Home Mortgages and the 4 C’s of Lending

All you need to do to make sure you have a better success rate in getting your home loan application approved at the terms you want is education and preparation regarding the process the lenders go through to approve your request.  When evaluating your request for a mortgage loan, a mortgage lender will assess the application you have filled out with the supporting documents you have submitted.  This process is referred to as underwriting the home loan.  During this stage, the mortgage lender investigates the integrity of the data and evaluates the risks in order to qualify the applicant. 

The home loan application is a summary of your assets, credit and income position at this particular point in time.  It does not measure your character nor does it measure potential future changes such as potential employment changes or debts that maybe incurred or satisfied. 

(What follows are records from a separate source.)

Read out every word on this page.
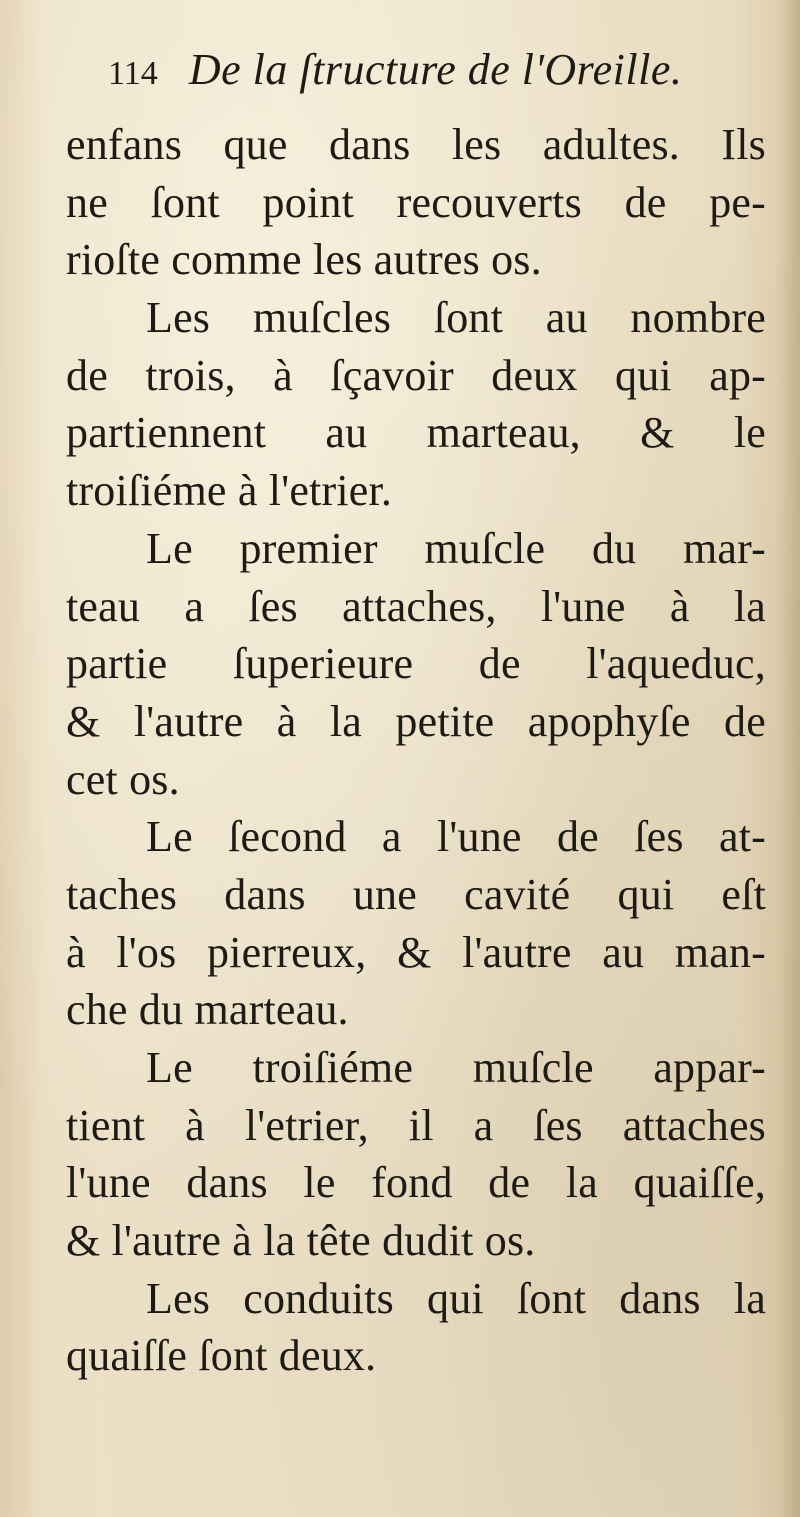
114 De la ſtructure de l'Oreille.
enfans que dans les adultes. Ils
ne ſont point recouverts de pe-
rioſte comme les autres os.
Les muſcles ſont au nombre
de trois, à ſçavoir deux qui ap-
partiennent au marteau, & le
troiſiéme à l'etrier.
Le premier muſcle du mar-
teau a ſes attaches, l'une à la
partie ſuperieure de l'aqueduc,
& l'autre à la petite apophyſe de
cet os.
Le ſecond a l'une de ſes at-
taches dans une cavité qui eſt
à l'os pierreux, & l'autre au man-
che du marteau.
Le troiſiéme muſcle appar-
tient à l'etrier, il a ſes attaches
l'une dans le fond de la quaiſſe,
& l'autre à la tête dudit os.
Les conduits qui ſont dans la
quaiſſe ſont deux.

In order to evaluate your present position the mortgage lender will review your financial position, take inventory of your assets, income and credit profile.  This procedure is accomplished by verifying your employment, verifying the funds you have on deposit with financial institutions, verifying the equity in the home by appraising the property, reviewing your debts outstanding and analyzing your credit history.  This process has become highly automated with computer modeling and approvals but the underlying process is basically the same.

These criteria that are evaluated were once referred to as being the four C’s of lending or collateral, capacity, credit, and character.

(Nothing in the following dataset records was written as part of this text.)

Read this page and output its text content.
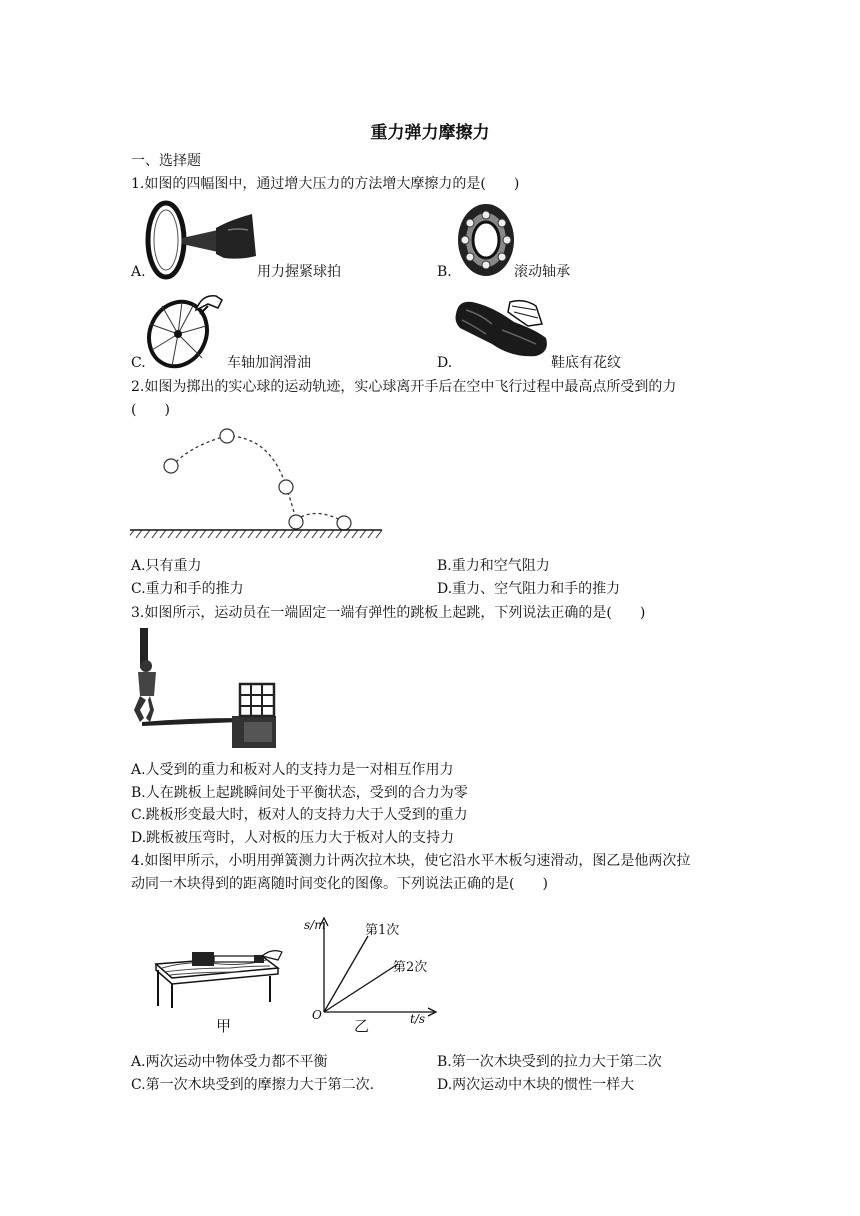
重力弹力摩擦力
一、选择题
1.如图的四幅图中，通过增大压力的方法增大摩擦力的是(　　)
A.	用力握紧球拍	B.	滚动轴承
C.	车轴加润滑油	D.	鞋底有花纹
2.如图为掷出的实心球的运动轨迹，实心球离开手后在空中飞行过程中最高点所受到的力
(　　)
A.只有重力	B.重力和空气阻力
C.重力和手的推力	D.重力、空气阻力和手的推力
3.如图所示，运动员在一端固定一端有弹性的跳板上起跳，下列说法正确的是(　　)
A.人受到的重力和板对人的支持力是一对相互作用力
B.人在跳板上起跳瞬间处于平衡状态，受到的合力为零
C.跳板形变最大时，板对人的支持力大于人受到的重力
D.跳板被压弯时，人对板的压力大于板对人的支持力
4.如图甲所示，小明用弹簧测力计两次拉木块，使它沿水平木板匀速滑动，图乙是他两次拉
动同一木块得到的距离随时间变化的图像。下列说法正确的是(　　)
甲
s/m
t/s
O
第1次
第2次
乙
A.两次运动中物体受力都不平衡	B.第一次木块受到的拉力大于第二次
C.第一次木块受到的摩擦力大于第二次.	D.两次运动中木块的惯性一样大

Collateral – Collateral is a measure of the value, condition and marketability of the property.  The mortgage lender will order an appraisal to determine the market value of your home.  From here the loan to value or equity position in the property is determined.  Loan to value is the ratio of loan amount to the appraised value.  If the borrower is agreeing to down payment of $10,000.00 on a $200,000.00 home, the loan to value will 95%.  This formula works on the refinance as well.  If a borrower wishes to refinance an amount of $100,000.00 on a $200,000.00 home, the loan to value will be 50%.  Loan to value (LTV) and the appraisal are the biggest factors in measuring collateral.  Lower loan to values leave more equity in the property and is inherently less risky for the mortgage lender since it not only cushions the mortgage lenders risk but leaves more at stake for the borrower.

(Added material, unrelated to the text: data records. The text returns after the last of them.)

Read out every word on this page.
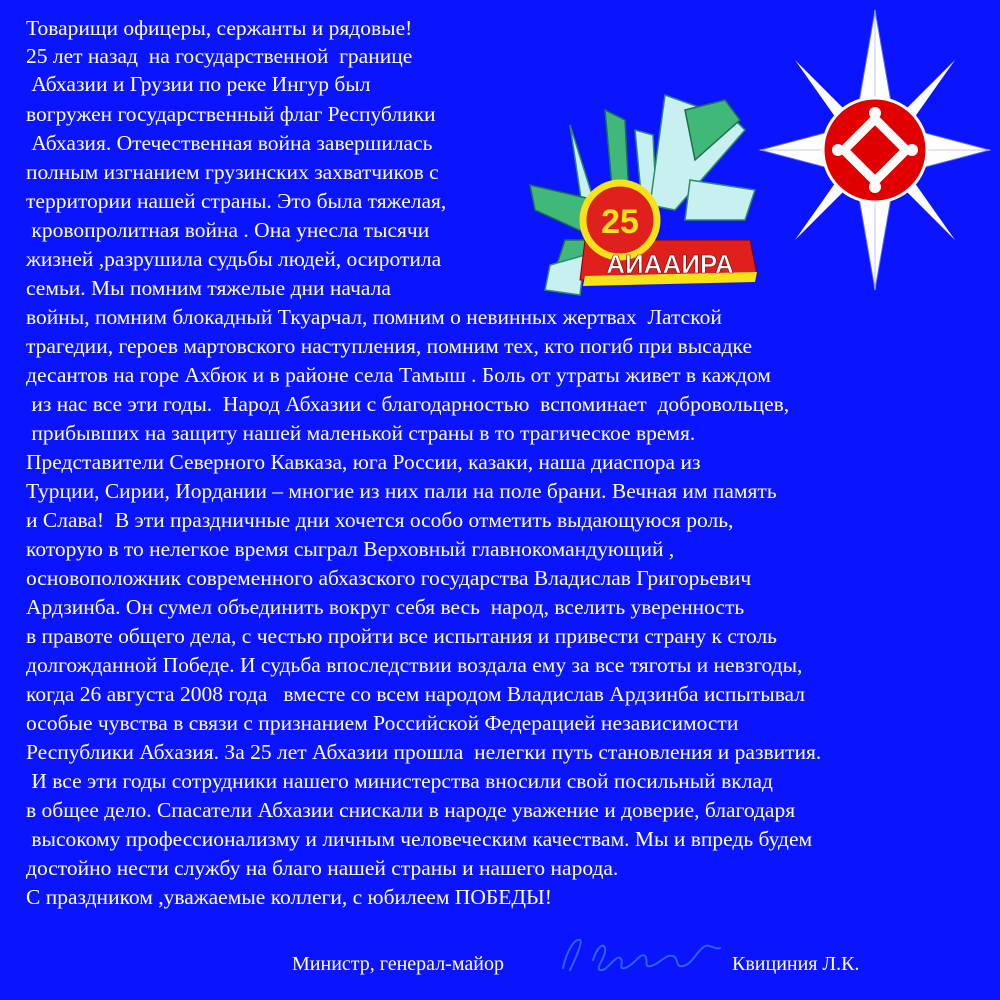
Товарищи офицеры, сержанты и рядовые!
25 лет назад  на государственной  границе
Абхазии и Грузии по реке Ингур был
вогружен государственный флаг Республики
Абхазия. Отечественная война завершилась
полным изгнанием грузинских захватчиков с
территории нашей страны. Это была тяжелая,
кровопролитная война . Она унесла тысячи
жизней ,разрушила судьбы людей, осиротила
семьи. Мы помним тяжелые дни начала
войны, помним блокадный Ткуарчал, помним о невинных жертвах  Латской
трагедии, героев мартовского наступления, помним тех, кто погиб при высадке
десантов на горе Ахбюк и в районе села Тамыш . Боль от утраты живет в каждом
из нас все эти годы.  Народ Абхазии с благодарностью  вспоминает  добровольцев,
прибывших на защиту нашей маленькой страны в то трагическое время.
Представители Северного Кавказа, юга России, казаки, наша диаспора из
Турции, Сирии, Иордании – многие из них пали на поле брани. Вечная им память
и Слава!  В эти праздничные дни хочется особо отметить выдающуюся роль,
которую в то нелегкое время сыграл Верховный главнокомандующий ,
основоположник современного абхазского государства Владислав Григорьевич
Ардзинба. Он сумел объединить вокруг себя весь  народ, вселить уверенность
в правоте общего дела, с честью пройти все испытания и привести страну к столь
долгожданной Победе. И судьба впоследствии воздала ему за все тяготы и невзгоды,
когда 26 августа 2008 года   вместе со всем народом Владислав Ардзинба испытывал
особые чувства в связи с признанием Российской Федерацией независимости
Республики Абхазия. За 25 лет Абхазии прошла  нелегки путь становления и развития.
И все эти годы сотрудники нашего министерства вносили свой посильный вклад
в общее дело. Спасатели Абхазии снискали в народе уважение и доверие, благодаря
высокому профессионализму и личным человеческим качествам. Мы и впредь будем
достойно нести службу на благо нашей страны и нашего народа.
С праздником ,уважаемые коллеги, с юбилеем ПОБЕДЫ!
25
АИААИРА
Министр, генерал-майор	Квициния Л.К.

Capacity – Capacity is short for capacity to pay.  In regards to mortgage qualifications the capacity to pay is measured by housing and debt ratios.  The mortgage lender will ascertain the borrower’s gross monthly income first.  The new housing payment on the mortgage requested is calculated as well as a summary of all contractual debt payments.  Capacity is then measure by dividing the monthly mortgage payment by the gross monthly income to obtain the housing ratio and then dividing all contractual debt payments by the gross monthly income to get the total debt ratio.  For example, if the total obligations of the borrower were $1,400 ($1,000 for housing expenses and $400 for other credit obligations), the housing ratio would be 25% ($1,000/$4,000 = 25%) and the debt ratio would be 35% ($1,400/$4,000 = 35%).  Lower housing and debts imply greater capacity to pay a home loan back and hence lower risk.

Credit – Credit is evaluated by reviewing the credit report and the credit score.  With the use of credit scoring, credit evaluation has become one of the simplest attributes of a loan request to measure.  The credit is broken into three primary categories.  Mortgage lenders will use credit scores, known as FICO scores, to determine the overall credit risk of the home loan borrower.  From here a review of the public records such as, tax liens, bankruptcy filings, and judgments will be assessed.  Finally, the individual accounts or trade lines in the credit report will be reviewed for delinquency, credit amounts, depth and length of time on accounts.  Generally speaking, the higher the credit score the better the credit risk.

Character – Character is a qualitative measure of a borrower’s stability, integrity and honesty.  Measuring character was mostly a measure of a borrower’s commitment to their credit and the new debt they intend to take on.  Character may be classified as a measure of responsibilities with the loan commitment.  Since mortgage lending and underwriting is almost entirely based on quantitative analysis, character is predominantly ignored.  Since it is difficult to evaluate the risk and to even measure a borrowers character, in residential mortgage lending this gauge is rarely used.

Qualification for most mortgage loans and the mortgage rate a lender will charge depends on these three main factors.  Understanding the basic guidelines and having knowledge of what a mortgage lender looks for in analyzing your loan request will make your mortgage application and homeownership experience and far smoother and less nerve racking experience.